PASSPORT CONTROL (Greece to Macedonia)
At the border between Greece and Macedonia you first pass through Passport Control, and then a few hundred metres down the road, Customs. Customs are mainly checking for a valid Green Card insurance certificate but had also pulled over a couple of vehicles to spot check.
This was the point we came a tiny bit unstuck. Having been on the road since last summer our vehicle insurance and Green Card have needed renewing en route. They are easily renewed online, but it’s less easy to be sent a hard copy. In fact we didn’t try very hard to find a postal solution for the paperwork because we didn’t think we’d need it. We had email confirmation and a screenshot copy of the renewal certificate. Anything short of the original, however, wasn’t enough to get through this border.
We had to pull in and visit the Green Card office to buy a new temporary insurance card for 50€. Valid 15 days. If we’d had the time we’d have stopped longer in Macedonia to get the use of it! But basically the drive across Macedonia takes an afternoon and is 165 km long.
PASSPORT CONTROL (Macedonia to Serbia)
Again there were two booths separated by a couple of hundred yards. But they both checked passports, the second adding a stamp. At the second, customs also asked us to open the campervan door, the customs official peeped in and waved us on.
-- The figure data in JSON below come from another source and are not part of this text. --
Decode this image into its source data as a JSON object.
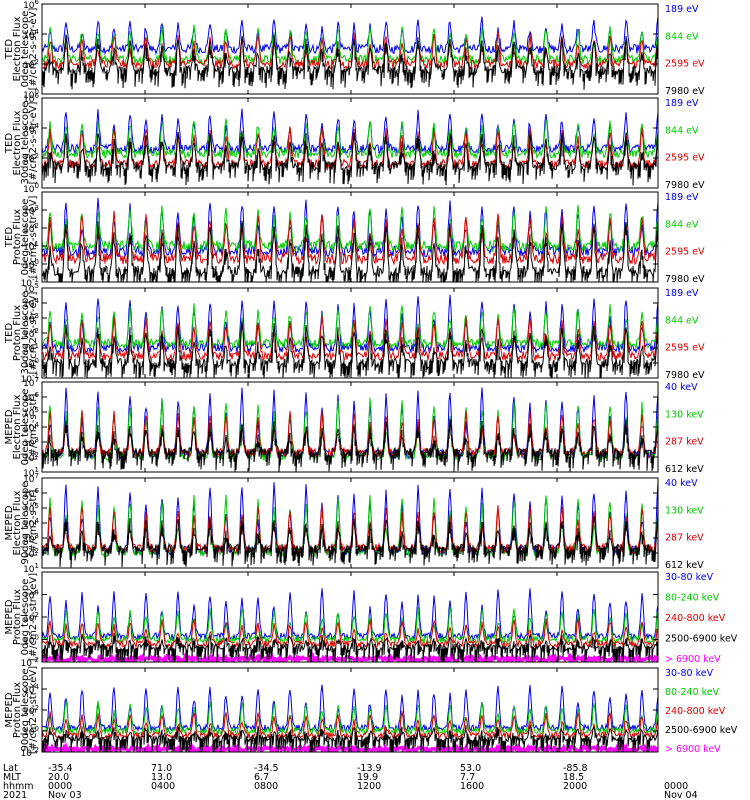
{
  "chart_data": [
    {
      "type": "line",
      "ylabel": [
        "TED",
        "Electron Flux",
        "0deg telescope",
        "[#/cm2-s-str-eV]"
      ],
      "yscale": "log",
      "ylim": [
        1,
        1000000
      ],
      "ytick_labels": [
        {
          "base": "10",
          "exp": "0"
        },
        {
          "base": "10",
          "exp": "2"
        },
        {
          "base": "10",
          "exp": "4"
        },
        {
          "base": "10",
          "exp": "6"
        }
      ],
      "series": [
        {
          "name": "7980 eV",
          "color": "#000000",
          "base": 40,
          "peak": 5000
        },
        {
          "name": "2595 eV",
          "color": "#dd0000",
          "base": 100,
          "peak": 8000
        },
        {
          "name": "844 eV",
          "color": "#00cc00",
          "base": 200,
          "peak": 30000
        },
        {
          "name": "189 eV",
          "color": "#0000ee",
          "base": 1000,
          "peak": 80000
        }
      ]
    },
    {
      "type": "line",
      "ylabel": [
        "TED",
        "Electron Flux",
        "30deg telescope",
        "[#/cm2-s-str-eV]"
      ],
      "yscale": "log",
      "ylim": [
        1,
        1000000
      ],
      "ytick_labels": [
        {
          "base": "10",
          "exp": "0"
        },
        {
          "base": "10",
          "exp": "2"
        },
        {
          "base": "10",
          "exp": "4"
        },
        {
          "base": "10",
          "exp": "6"
        }
      ],
      "series": [
        {
          "name": "7980 eV",
          "color": "#000000",
          "base": 30,
          "peak": 5000
        },
        {
          "name": "2595 eV",
          "color": "#dd0000",
          "base": 40,
          "peak": 8000
        },
        {
          "name": "844 eV",
          "color": "#00cc00",
          "base": 200,
          "peak": 30000
        },
        {
          "name": "189 eV",
          "color": "#0000ee",
          "base": 400,
          "peak": 100000
        }
      ]
    },
    {
      "type": "line",
      "ylabel": [
        "TED",
        "Proton Flux",
        "0deg telescope",
        "[#/cm2-s-str-eV]"
      ],
      "yscale": "log",
      "ylim": [
        0.1,
        10000
      ],
      "ytick_labels": [
        {
          "base": "10",
          "exp": "-1"
        },
        {
          "base": "10",
          "exp": "0"
        },
        {
          "base": "10",
          "exp": "1"
        },
        {
          "base": "10",
          "exp": "2"
        },
        {
          "base": "10",
          "exp": "3"
        }
      ],
      "series": [
        {
          "name": "7980 eV",
          "color": "#000000",
          "base": 0.4,
          "peak": 200
        },
        {
          "name": "2595 eV",
          "color": "#dd0000",
          "base": 2,
          "peak": 500
        },
        {
          "name": "844 eV",
          "color": "#00cc00",
          "base": 10,
          "peak": 1000
        },
        {
          "name": "189 eV",
          "color": "#0000ee",
          "base": 5,
          "peak": 3000
        }
      ]
    },
    {
      "type": "line",
      "ylabel": [
        "TED",
        "Proton Flux",
        "30deg telescope",
        "[#/cm2-s-str-eV]"
      ],
      "yscale": "log",
      "ylim": [
        0.1,
        100000
      ],
      "ytick_labels": [
        {
          "base": "10",
          "exp": "-1"
        },
        {
          "base": "10",
          "exp": "0"
        },
        {
          "base": "10",
          "exp": "1"
        },
        {
          "base": "10",
          "exp": "2"
        },
        {
          "base": "10",
          "exp": "3"
        },
        {
          "base": "10",
          "exp": "4"
        },
        {
          "base": "10",
          "exp": "5"
        }
      ],
      "series": [
        {
          "name": "7980 eV",
          "color": "#000000",
          "base": 1,
          "peak": 300
        },
        {
          "name": "2595 eV",
          "color": "#dd0000",
          "base": 3,
          "peak": 1000
        },
        {
          "name": "844 eV",
          "color": "#00cc00",
          "base": 20,
          "peak": 5000
        },
        {
          "name": "189 eV",
          "color": "#0000ee",
          "base": 10,
          "peak": 20000
        }
      ]
    },
    {
      "type": "line",
      "ylabel": [
        "MEPED",
        "Electron Flux",
        "0deg telescope",
        "[#/cm2-s-str]"
      ],
      "yscale": "log",
      "ylim": [
        10,
        10000000
      ],
      "ytick_labels": [
        {
          "base": "10",
          "exp": "1"
        },
        {
          "base": "10",
          "exp": "2"
        },
        {
          "base": "10",
          "exp": "3"
        },
        {
          "base": "10",
          "exp": "4"
        },
        {
          "base": "10",
          "exp": "5"
        },
        {
          "base": "10",
          "exp": "6"
        },
        {
          "base": "10",
          "exp": "7"
        }
      ],
      "series": [
        {
          "name": "612 keV",
          "color": "#000000",
          "base": 200,
          "peak": 20000
        },
        {
          "name": "287 keV",
          "color": "#dd0000",
          "base": 200,
          "peak": 100000
        },
        {
          "name": "130 keV",
          "color": "#00cc00",
          "base": 120,
          "peak": 500000
        },
        {
          "name": "40 keV",
          "color": "#0000ee",
          "base": 150,
          "peak": 3000000
        }
      ]
    },
    {
      "type": "line",
      "ylabel": [
        "MEPED",
        "Electron Flux",
        "90deg telescope",
        "[#/cm2-s-str]"
      ],
      "yscale": "log",
      "ylim": [
        10,
        10000000
      ],
      "ytick_labels": [
        {
          "base": "10",
          "exp": "1"
        },
        {
          "base": "10",
          "exp": "2"
        },
        {
          "base": "10",
          "exp": "3"
        },
        {
          "base": "10",
          "exp": "4"
        },
        {
          "base": "10",
          "exp": "5"
        },
        {
          "base": "10",
          "exp": "6"
        },
        {
          "base": "10",
          "exp": "7"
        }
      ],
      "series": [
        {
          "name": "612 keV",
          "color": "#000000",
          "base": 200,
          "peak": 20000
        },
        {
          "name": "287 keV",
          "color": "#dd0000",
          "base": 200,
          "peak": 100000
        },
        {
          "name": "130 keV",
          "color": "#00cc00",
          "base": 120,
          "peak": 500000
        },
        {
          "name": "40 keV",
          "color": "#0000ee",
          "base": 150,
          "peak": 3000000
        }
      ]
    },
    {
      "type": "line",
      "ylabel": [
        "MEPED",
        "Proton Flux",
        "0deg telescope",
        "[#/cm2-s-str-keV]"
      ],
      "yscale": "log",
      "ylim": [
        0.01,
        1000000
      ],
      "ytick_labels": [
        {
          "base": "10",
          "exp": "-2"
        },
        {
          "base": "10",
          "exp": "0"
        },
        {
          "base": "10",
          "exp": "2"
        },
        {
          "base": "10",
          "exp": "4"
        }
      ],
      "series": [
        {
          "name": "> 6900 keV",
          "color": "#ff00ff",
          "base": 0.012,
          "peak": 0.05
        },
        {
          "name": "2500-6900 keV",
          "color": "#000000",
          "base": 0.2,
          "peak": 2
        },
        {
          "name": "240-800 keV",
          "color": "#dd0000",
          "base": 0.4,
          "peak": 50
        },
        {
          "name": "80-240 keV",
          "color": "#00cc00",
          "base": 1,
          "peak": 500
        },
        {
          "name": "30-80 keV",
          "color": "#0000ee",
          "base": 2,
          "peak": 20000
        }
      ]
    },
    {
      "type": "line",
      "ylabel": [
        "MEPED",
        "Proton Flux",
        "90deg telescope",
        "[#/cm2-s-str-keV]"
      ],
      "yscale": "log",
      "ylim": [
        0.01,
        1000000
      ],
      "ytick_labels": [
        {
          "base": "10",
          "exp": "-2"
        },
        {
          "base": "10",
          "exp": "0"
        },
        {
          "base": "10",
          "exp": "2"
        },
        {
          "base": "10",
          "exp": "4"
        }
      ],
      "series": [
        {
          "name": "> 6900 keV",
          "color": "#ff00ff",
          "base": 0.012,
          "peak": 0.05
        },
        {
          "name": "2500-6900 keV",
          "color": "#000000",
          "base": 0.2,
          "peak": 2
        },
        {
          "name": "240-800 keV",
          "color": "#dd0000",
          "base": 0.4,
          "peak": 50
        },
        {
          "name": "80-240 keV",
          "color": "#00cc00",
          "base": 1,
          "peak": 500
        },
        {
          "name": "30-80 keV",
          "color": "#0000ee",
          "base": 2,
          "peak": 20000
        }
      ]
    }
  ],
  "x_axis": {
    "row_labels": [
      "Lat",
      "MLT",
      "hhmm",
      "2021"
    ],
    "ticks": [
      {
        "lat": "-35.4",
        "mlt": "20.0",
        "hhmm": "0000",
        "date": "Nov 03"
      },
      {
        "lat": "71.0",
        "mlt": "13.0",
        "hhmm": "0400",
        "date": ""
      },
      {
        "lat": "-34.5",
        "mlt": "6.7",
        "hhmm": "0800",
        "date": ""
      },
      {
        "lat": "-13.9",
        "mlt": "19.9",
        "hhmm": "1200",
        "date": ""
      },
      {
        "lat": "53.0",
        "mlt": "7.7",
        "hhmm": "1600",
        "date": ""
      },
      {
        "lat": "-85.8",
        "mlt": "18.5",
        "hhmm": "2000",
        "date": ""
      },
      {
        "lat": "",
        "mlt": "",
        "hhmm": "0000",
        "date": "Nov 04"
      }
    ]
  }
}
I think it was possibly the sight of all the dirty dishes in the sink and the mountain of Crocs at the door, that made us look like a legitimate family. No one asked about a Green Card or for any vehicle paperwork. That’s not to say that they might.
There are three tolls on the E75 road directly up to Serbia, costing 70MKD, 90MKD AND 70MKD respectively (a total of 3€75). We think the guy at the first toll said he’d also take euros but we used a card so couldn’t confirm this. Quite a change after the very expensive Greek tolls.
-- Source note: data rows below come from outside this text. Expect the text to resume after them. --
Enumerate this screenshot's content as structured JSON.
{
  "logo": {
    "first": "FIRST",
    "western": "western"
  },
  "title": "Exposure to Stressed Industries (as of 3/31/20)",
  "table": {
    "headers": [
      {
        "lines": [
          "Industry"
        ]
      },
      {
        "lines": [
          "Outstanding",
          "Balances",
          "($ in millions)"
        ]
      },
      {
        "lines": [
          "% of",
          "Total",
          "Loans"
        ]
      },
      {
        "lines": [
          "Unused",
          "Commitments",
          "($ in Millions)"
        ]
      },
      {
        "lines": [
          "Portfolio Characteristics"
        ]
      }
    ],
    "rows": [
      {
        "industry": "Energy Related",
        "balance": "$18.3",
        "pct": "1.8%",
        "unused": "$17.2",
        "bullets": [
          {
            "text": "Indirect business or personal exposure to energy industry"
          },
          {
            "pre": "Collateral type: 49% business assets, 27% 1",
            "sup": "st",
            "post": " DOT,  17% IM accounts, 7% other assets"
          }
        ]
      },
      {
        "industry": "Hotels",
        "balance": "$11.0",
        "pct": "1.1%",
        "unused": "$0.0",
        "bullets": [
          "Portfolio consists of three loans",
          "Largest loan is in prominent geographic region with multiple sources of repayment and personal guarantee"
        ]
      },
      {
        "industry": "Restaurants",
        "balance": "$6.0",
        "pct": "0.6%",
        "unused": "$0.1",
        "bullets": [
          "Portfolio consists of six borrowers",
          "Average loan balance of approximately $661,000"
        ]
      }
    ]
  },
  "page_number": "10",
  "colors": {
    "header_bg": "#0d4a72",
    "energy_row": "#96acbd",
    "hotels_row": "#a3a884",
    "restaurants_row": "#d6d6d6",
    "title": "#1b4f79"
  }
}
Diesel is 65-67MKD a litre (1€10) in Macedonia, and 150-160 SD (1€30) [the petrol in Serbia is a little cheaper]- almost all filling stations we saw took Visa or MasterCard. Quite a few of the service stations have fast free wifi and a cafe.
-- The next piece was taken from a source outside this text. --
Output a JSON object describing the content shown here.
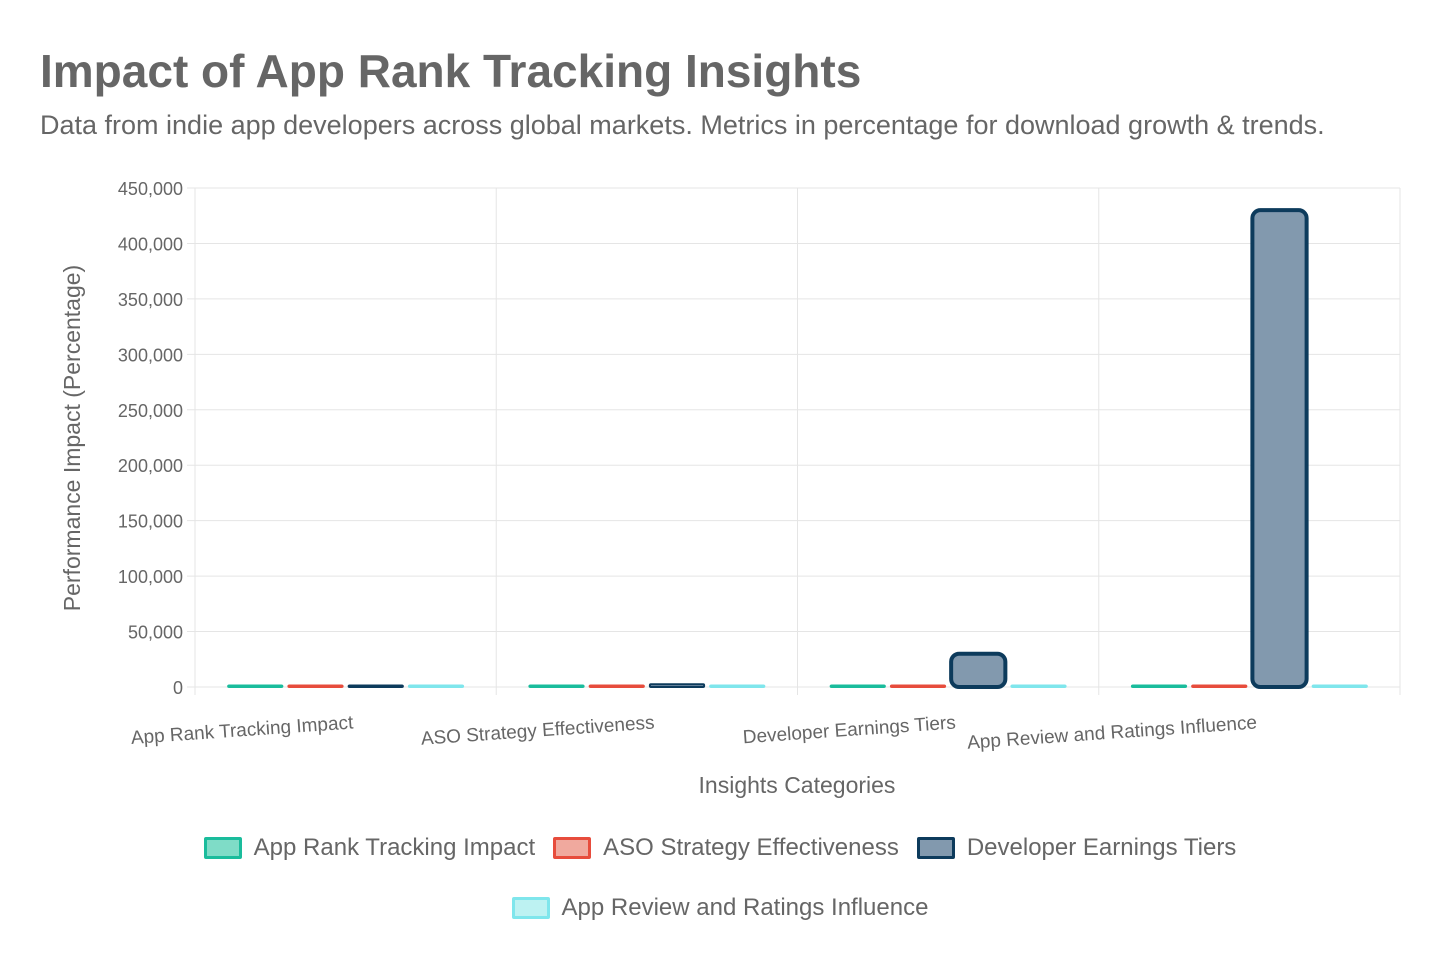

The road was pretty quiet, in generally good condition (a bit uneven in parts, with quite deep grooves where lorry tyres have worn it done) and is mostly dual carriageway. Although Macedonia is now part of the EU, the currency is the Macedonian Denar.
Macedonia is very green – and we had a fresh off the press Green Card to allow us to enjoy it, albeit briefly.
TOP TIPS FOR DRIVING THROUGH MACEDONIA
1. Have a paper copy Green Card to hand to pass to Customs at the border.
2. You don’t need a Vignette (motorway pass) driving through Macedonia.
3. You don’t need any currency MKD for the brief passage through, as both the toll and service stations took cards.
4. There’s an overnight stop about 85 kilometres over the border into Serbia. It’s great – Motel Predejane, on the main road, a flashing arrow pointing to the turning. It’s excellent – hot showers in the hotel can be used, nice flat parking area, electricity if you want it, restaurant and wifi. 12€ per campervan for the night.
The grump at the reception wouldn’t help us to print off our Green Card (I could have understood if we’d asked her to print a year’s supply of Barbie colouring in pictures, but you would have thought that customer service would have extended to printing off a single sheet of a travel document we needed).